Como já afirmei o povo da Gralheira é tradicionalmente católico.
Desde sempre aquela gente se identificou pelo fervor com que cumpre os seus deveres
religiosos, nunca faltando a uma missa ao domingo e comparecendo até muitas vezes às
missas da semana. Assíduos na confissão, procuram sempre cumprir a rigor os Mandamentos
da Santa Igreja. É certo que muitos cumprem esses preceitos por tradição, por rotina,
só porque seus pais e avós assim fizeram. Mas a maior parte são católicos a valer,
embora tenham as suas falhas como qualquer ser humano. Para lhes dar assistência
religiosa e espiritual, existe naquela paróquia um padre que abrange também as
freguesias de Alhões e Panchorra. Dantes era só da Gralheira e Panchorra, mas devido à
falta de sacerdotes que hoje se verifica, passou a ter a seu cargo também a paróquia de
Alhões.
A Igreja da Gralheira situa-se no centro da freguesia. Até 1950, era
mais pequena e não tinha torre. Os sinos estavam colocados num velho campanário, que foi
demolido quando se aumentou a Igreja e construiu a torre. O acesso ao campanário era
feito através duma tosca escada de madeira, apoiada sobre o muro do adro. Só os mais
afoitos conseguiam subi-la. Os medrosos, sobretudo as mulheres, tocavam o sino cá
debaixo, puxando num arame ligado ao badalo e que pendia ao longo da parede do campanário
até à altura duma pessoa com uma
Certo dia de Sesta Feira Santa estava um grupo de rapazes conversando e
traquinando ao fundo do adro. A dada altura chegou o Manuel Cardoso, deficiente motor por
ter caído de um poste que suporta as linhas de alta tensão, rapaz maroto, sempre pronto
a pregar a sua partida.

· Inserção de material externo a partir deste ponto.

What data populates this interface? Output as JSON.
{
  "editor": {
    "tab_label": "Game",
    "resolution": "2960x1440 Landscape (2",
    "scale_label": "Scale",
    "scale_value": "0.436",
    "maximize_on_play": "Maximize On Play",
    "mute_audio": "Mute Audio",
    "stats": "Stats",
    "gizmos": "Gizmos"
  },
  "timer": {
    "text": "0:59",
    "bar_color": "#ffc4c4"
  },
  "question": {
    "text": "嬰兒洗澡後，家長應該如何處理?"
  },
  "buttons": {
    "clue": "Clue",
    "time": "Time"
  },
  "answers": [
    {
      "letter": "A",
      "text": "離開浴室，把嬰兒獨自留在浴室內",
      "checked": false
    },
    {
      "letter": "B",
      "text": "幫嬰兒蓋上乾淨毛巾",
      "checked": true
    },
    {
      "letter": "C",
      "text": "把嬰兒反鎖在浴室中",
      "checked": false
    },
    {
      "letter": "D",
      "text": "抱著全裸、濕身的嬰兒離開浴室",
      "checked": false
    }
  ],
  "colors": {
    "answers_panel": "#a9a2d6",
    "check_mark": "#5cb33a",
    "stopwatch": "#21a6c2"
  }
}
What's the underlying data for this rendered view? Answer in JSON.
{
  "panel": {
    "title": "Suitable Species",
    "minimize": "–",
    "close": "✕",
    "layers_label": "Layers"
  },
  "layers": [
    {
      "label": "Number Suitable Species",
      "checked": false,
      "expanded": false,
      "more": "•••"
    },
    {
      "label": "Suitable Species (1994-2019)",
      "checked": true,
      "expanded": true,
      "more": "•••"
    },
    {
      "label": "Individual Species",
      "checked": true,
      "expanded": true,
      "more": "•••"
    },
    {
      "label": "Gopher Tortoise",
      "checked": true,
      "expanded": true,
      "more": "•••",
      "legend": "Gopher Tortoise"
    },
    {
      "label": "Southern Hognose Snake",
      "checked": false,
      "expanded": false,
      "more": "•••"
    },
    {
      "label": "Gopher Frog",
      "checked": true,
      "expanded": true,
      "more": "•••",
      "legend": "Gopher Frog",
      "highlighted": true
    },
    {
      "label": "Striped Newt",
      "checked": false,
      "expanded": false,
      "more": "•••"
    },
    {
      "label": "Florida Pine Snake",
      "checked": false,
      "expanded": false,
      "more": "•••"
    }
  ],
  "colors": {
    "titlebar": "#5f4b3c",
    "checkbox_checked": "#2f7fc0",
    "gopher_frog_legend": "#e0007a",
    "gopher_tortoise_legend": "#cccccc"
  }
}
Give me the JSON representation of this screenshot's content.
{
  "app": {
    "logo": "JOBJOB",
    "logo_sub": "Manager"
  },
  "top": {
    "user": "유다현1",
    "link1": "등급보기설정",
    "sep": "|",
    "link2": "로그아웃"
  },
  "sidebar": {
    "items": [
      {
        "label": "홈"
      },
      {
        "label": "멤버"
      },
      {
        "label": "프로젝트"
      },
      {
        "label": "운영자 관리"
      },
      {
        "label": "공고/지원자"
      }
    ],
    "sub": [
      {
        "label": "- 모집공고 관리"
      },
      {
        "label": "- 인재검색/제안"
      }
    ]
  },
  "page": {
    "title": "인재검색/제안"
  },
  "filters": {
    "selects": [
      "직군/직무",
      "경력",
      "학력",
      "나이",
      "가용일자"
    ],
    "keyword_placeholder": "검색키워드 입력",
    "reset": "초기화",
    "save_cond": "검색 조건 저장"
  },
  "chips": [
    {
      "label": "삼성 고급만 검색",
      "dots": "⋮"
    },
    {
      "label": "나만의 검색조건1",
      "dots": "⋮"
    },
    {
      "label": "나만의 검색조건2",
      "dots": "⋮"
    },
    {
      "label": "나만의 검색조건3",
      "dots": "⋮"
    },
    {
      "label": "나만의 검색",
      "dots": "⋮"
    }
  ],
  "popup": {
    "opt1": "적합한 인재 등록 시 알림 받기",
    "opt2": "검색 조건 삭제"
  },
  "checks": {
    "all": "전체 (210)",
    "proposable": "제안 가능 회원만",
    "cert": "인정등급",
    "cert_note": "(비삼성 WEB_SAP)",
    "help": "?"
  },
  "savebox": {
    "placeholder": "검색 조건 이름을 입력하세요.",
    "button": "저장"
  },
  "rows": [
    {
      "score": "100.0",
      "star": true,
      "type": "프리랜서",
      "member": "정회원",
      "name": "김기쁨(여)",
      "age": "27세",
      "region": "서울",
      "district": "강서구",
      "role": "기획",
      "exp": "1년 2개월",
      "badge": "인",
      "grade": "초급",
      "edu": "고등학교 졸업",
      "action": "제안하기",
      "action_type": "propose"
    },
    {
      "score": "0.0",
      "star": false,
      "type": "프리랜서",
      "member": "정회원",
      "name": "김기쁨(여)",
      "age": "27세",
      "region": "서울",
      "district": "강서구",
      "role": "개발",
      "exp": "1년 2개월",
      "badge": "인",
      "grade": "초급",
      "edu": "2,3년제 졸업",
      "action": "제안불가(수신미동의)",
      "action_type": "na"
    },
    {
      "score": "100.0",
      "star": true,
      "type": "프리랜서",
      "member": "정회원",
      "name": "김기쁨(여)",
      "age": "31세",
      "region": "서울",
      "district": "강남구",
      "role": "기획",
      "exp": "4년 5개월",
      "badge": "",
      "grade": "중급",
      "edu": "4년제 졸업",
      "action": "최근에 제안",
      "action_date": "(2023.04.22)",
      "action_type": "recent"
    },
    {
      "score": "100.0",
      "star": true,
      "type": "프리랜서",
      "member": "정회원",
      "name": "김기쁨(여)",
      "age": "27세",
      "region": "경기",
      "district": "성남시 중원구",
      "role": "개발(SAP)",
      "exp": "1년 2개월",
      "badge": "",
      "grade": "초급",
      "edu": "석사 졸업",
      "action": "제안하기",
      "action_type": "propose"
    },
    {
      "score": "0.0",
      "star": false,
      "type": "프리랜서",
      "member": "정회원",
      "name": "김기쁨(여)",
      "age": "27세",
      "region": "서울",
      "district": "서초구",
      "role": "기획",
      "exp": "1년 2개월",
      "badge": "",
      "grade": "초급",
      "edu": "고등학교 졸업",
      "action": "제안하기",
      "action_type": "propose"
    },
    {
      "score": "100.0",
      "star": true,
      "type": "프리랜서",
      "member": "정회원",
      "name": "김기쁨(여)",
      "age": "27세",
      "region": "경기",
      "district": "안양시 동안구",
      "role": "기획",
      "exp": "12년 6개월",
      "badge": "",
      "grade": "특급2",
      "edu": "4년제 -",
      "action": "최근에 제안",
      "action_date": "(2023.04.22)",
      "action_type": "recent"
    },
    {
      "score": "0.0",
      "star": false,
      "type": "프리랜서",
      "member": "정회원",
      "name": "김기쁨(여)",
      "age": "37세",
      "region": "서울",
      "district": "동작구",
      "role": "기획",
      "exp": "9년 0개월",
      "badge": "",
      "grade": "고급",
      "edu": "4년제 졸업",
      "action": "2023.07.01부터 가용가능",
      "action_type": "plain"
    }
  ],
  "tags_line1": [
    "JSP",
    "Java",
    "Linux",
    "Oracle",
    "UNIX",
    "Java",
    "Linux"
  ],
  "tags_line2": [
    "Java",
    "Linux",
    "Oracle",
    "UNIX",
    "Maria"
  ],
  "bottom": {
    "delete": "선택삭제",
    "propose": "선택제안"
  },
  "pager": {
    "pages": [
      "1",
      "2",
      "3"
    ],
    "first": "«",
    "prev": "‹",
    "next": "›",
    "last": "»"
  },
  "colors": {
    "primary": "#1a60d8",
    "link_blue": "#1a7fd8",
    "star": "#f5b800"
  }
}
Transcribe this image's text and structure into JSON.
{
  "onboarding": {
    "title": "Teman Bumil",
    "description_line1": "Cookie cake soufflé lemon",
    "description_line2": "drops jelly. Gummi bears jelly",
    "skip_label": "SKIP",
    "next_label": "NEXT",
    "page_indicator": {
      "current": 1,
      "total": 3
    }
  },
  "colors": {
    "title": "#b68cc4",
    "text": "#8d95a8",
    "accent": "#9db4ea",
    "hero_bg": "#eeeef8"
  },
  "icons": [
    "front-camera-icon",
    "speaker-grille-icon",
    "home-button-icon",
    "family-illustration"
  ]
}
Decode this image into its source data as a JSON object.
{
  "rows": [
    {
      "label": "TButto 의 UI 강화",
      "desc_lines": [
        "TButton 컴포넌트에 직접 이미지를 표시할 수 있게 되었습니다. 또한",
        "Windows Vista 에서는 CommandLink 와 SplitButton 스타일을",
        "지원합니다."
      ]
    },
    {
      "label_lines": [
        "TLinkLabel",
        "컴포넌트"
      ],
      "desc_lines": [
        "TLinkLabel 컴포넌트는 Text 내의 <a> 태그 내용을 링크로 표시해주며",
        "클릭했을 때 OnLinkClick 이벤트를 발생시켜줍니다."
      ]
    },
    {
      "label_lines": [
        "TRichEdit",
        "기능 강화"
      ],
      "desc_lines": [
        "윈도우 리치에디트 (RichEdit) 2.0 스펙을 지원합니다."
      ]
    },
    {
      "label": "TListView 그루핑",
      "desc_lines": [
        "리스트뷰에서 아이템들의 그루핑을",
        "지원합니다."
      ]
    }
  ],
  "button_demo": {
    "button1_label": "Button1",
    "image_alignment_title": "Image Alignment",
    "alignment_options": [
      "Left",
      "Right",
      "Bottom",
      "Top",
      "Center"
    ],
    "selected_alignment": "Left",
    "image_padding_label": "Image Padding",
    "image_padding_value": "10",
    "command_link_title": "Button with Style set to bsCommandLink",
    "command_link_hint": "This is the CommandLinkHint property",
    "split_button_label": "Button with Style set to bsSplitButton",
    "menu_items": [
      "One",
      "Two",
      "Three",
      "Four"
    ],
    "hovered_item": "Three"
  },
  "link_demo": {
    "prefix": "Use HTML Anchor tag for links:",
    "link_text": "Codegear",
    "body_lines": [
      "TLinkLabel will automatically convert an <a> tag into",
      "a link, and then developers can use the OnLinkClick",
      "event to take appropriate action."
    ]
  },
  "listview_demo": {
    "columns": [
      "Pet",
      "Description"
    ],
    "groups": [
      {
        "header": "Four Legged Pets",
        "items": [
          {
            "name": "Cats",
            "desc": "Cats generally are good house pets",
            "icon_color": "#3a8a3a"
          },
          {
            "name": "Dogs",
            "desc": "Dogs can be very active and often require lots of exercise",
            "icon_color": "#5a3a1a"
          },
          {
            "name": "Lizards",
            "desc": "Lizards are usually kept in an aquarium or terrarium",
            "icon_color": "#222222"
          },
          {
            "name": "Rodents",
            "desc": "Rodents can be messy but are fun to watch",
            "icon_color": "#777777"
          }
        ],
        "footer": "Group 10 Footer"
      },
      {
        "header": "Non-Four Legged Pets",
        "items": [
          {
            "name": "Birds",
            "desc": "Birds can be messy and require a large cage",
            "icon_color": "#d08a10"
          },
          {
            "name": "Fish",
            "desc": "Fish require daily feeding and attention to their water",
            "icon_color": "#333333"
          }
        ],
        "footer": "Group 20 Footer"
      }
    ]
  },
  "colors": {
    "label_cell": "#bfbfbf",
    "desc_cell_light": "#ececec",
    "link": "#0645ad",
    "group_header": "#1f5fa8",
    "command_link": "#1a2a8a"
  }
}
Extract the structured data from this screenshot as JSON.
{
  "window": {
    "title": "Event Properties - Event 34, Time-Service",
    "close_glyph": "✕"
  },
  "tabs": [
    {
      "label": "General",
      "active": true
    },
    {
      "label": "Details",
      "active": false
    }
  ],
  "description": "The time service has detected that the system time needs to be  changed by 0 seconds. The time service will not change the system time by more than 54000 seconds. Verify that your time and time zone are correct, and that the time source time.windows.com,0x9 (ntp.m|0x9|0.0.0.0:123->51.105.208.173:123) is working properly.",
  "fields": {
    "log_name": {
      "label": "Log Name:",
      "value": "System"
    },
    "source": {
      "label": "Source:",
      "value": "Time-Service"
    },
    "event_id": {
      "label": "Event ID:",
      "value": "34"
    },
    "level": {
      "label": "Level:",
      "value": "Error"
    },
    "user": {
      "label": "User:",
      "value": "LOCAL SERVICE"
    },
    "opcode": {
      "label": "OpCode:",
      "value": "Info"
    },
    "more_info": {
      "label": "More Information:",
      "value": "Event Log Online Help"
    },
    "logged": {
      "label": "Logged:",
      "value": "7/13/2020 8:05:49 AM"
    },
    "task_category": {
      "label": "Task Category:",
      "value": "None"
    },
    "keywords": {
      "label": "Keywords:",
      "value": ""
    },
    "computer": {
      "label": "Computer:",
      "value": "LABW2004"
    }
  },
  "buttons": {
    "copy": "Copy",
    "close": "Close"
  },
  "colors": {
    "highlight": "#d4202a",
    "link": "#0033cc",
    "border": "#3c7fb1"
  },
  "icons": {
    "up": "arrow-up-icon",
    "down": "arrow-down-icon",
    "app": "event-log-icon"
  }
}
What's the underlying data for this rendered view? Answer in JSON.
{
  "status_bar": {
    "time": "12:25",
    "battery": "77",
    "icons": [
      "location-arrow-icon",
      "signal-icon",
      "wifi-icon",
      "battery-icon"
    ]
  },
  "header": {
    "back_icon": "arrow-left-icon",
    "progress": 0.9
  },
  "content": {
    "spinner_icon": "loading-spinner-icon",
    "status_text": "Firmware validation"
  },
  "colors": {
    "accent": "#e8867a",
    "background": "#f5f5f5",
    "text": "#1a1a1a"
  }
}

Dirigindo-se ao grupo, pediu, em tom suplicante, que um deles
fosse tocar três badaladas no sino, porque o Sr. Abade tinha-lhe pedido que o fizesse,
mas como era aleijado tinha dificuldade em subir a escada. No primeiro instante, todos se
prepararam para correr em direcção ao sino; mas como houve quem lembrasse que naquele
dia não se podia tocar, todos suspenderam a marcha. Porém o Cardoso retorquiu que nisso
também o padre tinha falado, mas que não havia mal algum em tocar três badaladitas para
chamar as beatas à confissão. Perante estes argumentos, todos correram em direcção à
escada e o Herculano, que ia à frente do grupo, tocou o sino. Ainda não tinham descido e
já o padre saía da Igreja, furioso, a perguntar quem tinha praticado tal acção. Como
todos disseram que fora o Herculano, o padre respondeu nestes termos: -"Se não
fosses filho de quem és, arrancava-te as orelhas". Enquanto isto, o Manuel Cardoso
desfazia-se a rir ao fundo do adro e voltando-se para o Herculano, que se aproximava
cabisbaixo e envergonhado, disse-lhe: -"Ainda tiveste sorte em seres filho de quem
és, senão ficavas sem orelhas".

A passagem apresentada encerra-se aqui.